Les randonneurs qui parcourent les sentiers forestiers et les chemins balisés de la région présentent un risque très faible d'infection à hantavirus Puumala. Selon Santé publique France, le risque devient significatif lors d'activités spécifiques : bivouac à même le sol, occupation d'un refuge ou d'un gîte fermé depuis longtemps sans aération préalable, manipulation de rongeurs morts, repos sur des stocks de foin ou de bois. L'INRS recommande d'aérer tout local fermé pendant au moins 30 minutes avant occupation, de ne pas dormir à même le sol en zone forestière endémique et de signaler à un médecin toute fièvre apparaissant dans les 6 semaines suivant une exposition.

Quels rongeurs sont concernés ?

Selon Santé publique France et l'ECDC, le seul rongeur impliqué dans la transmission du virus Puumala est le campagnol roussâtre (Myodes glareolus, anciennement Clethrionomys glareolus). Il s'agit d'un petit rongeur forestier mesurant 8 à 12 cm, pesant 15 à 40 g, au pelage roux-brun caractéristique. Il vit dans les forêts de feuillus et mixtes, les lisières, les broussailles humides, et peut pénétrer dans les granges, cabanes, abris de jardin et caves situés en zone forestière. D'autres rongeurs (rats, souris domestiques) peuvent héberger d'autres souches d'hantavirus (Seoul notamment), mais ne sont pas impliqués dans la circulation du Puumala en France.

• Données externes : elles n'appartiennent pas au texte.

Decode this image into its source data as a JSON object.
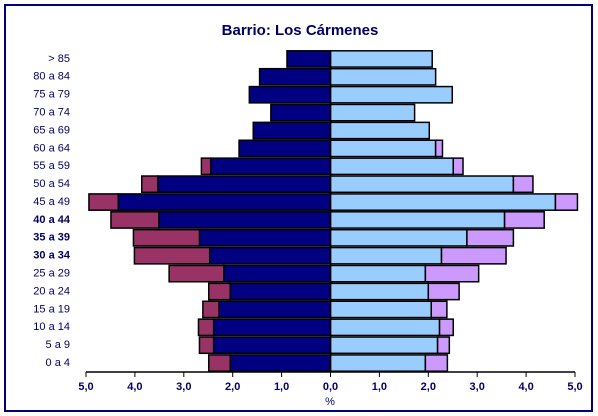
{
  "chart_data": {
    "type": "pyramid",
    "title": "Barrio: Los Cármenes",
    "x_label": "%",
    "categories": [
      "> 85",
      "80 a 84",
      "75 a 79",
      "70 a 74",
      "65 a 69",
      "60 a 64",
      "55 a 59",
      "50 a 54",
      "45 a 49",
      "40 a 44",
      "35 a 39",
      "30 a 34",
      "25 a 29",
      "20 a 24",
      "15 a 19",
      "10 a 14",
      "5 a 9",
      "0 a 4"
    ],
    "bold_categories": [
      9,
      10,
      11
    ],
    "series": [
      {
        "color": "#000080",
        "side": "left",
        "values": [
          0.89,
          1.45,
          1.66,
          1.22,
          1.58,
          1.87,
          2.45,
          3.53,
          4.34,
          3.51,
          2.68,
          2.47,
          2.18,
          2.05,
          2.28,
          2.39,
          2.39,
          2.05
        ]
      },
      {
        "color": "#993366",
        "side": "left",
        "values": [
          0,
          0,
          0,
          0,
          0,
          0,
          0.19,
          0.33,
          0.6,
          0.98,
          1.35,
          1.54,
          1.12,
          0.44,
          0.33,
          0.31,
          0.29,
          0.44
        ]
      },
      {
        "color": "#99ccff",
        "side": "right",
        "values": [
          2.08,
          2.15,
          2.49,
          1.72,
          2.02,
          2.15,
          2.51,
          3.74,
          4.6,
          3.56,
          2.79,
          2.27,
          1.94,
          2.0,
          2.06,
          2.23,
          2.19,
          1.94
        ]
      },
      {
        "color": "#cc99ff",
        "side": "right",
        "values": [
          0,
          0,
          0,
          0,
          0,
          0.14,
          0.2,
          0.4,
          0.45,
          0.81,
          0.95,
          1.32,
          1.09,
          0.63,
          0.32,
          0.28,
          0.24,
          0.45
        ]
      }
    ],
    "xlim": [
      -5,
      5
    ],
    "xticks": [
      {
        "value": -5,
        "label": "5,0"
      },
      {
        "value": -4,
        "label": "4,0"
      },
      {
        "value": -3,
        "label": "3,0"
      },
      {
        "value": -2,
        "label": "2,0"
      },
      {
        "value": -1,
        "label": "1,0"
      },
      {
        "value": 0,
        "label": "0,0"
      },
      {
        "value": 1,
        "label": "1,0"
      },
      {
        "value": 2,
        "label": "2,0"
      },
      {
        "value": 3,
        "label": "3,0"
      },
      {
        "value": 4,
        "label": "4,0"
      },
      {
        "value": 5,
        "label": "5,0"
      }
    ]
  }
}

Comment se protéger en forêt picarde ?

Selon l'INRS et Santé publique France, plusieurs mesures permettent de réduire le risque d'exposition au virus Puumala en forêt picarde et plus largement dans les Hauts-de-France : aérer 30 minutes minimum tout local fermé (refuge, cabane de chasse, gîte) avant d'y pénétrer, ne jamais balayer à sec des excréments de rongeurs (humidifier d'abord à l'eau de Javel diluée), porter un masque FFP2 ou FFP3, des gants en caoutchouc et des lunettes lors du nettoyage de bâtiments infestés, stocker les denrées alimentaires dans des récipients hermétiques, et laver soigneusement les mains au savon après toute activité forestière à risque.

Où consulter en cas de symptômes ?

En cas de fièvre élevée, de céphalées, de douleurs lombaires intenses ou de troubles visuels apparaissant dans les 6 semaines suivant une exposition forestière ou un nettoyage de local fermé en Hauts-de-France, consultez rapidement votre médecin traitant. Mentionnez systématiquement l'exposition récente. En cas de signes graves (oligurie, hypotension, confusion), composez le 15 (SAMU). Les CHU régionaux (CHU de Lille, CHU d'Amiens) disposent de services d'infectiologie, de médecine interne et de néphrologie habitués à prendre en charge les hantaviroses. Le diagnostic biologique repose sur la sérologie spécifique et la PCR, transmises au CNR Hantavirus de l'Institut Pasteur.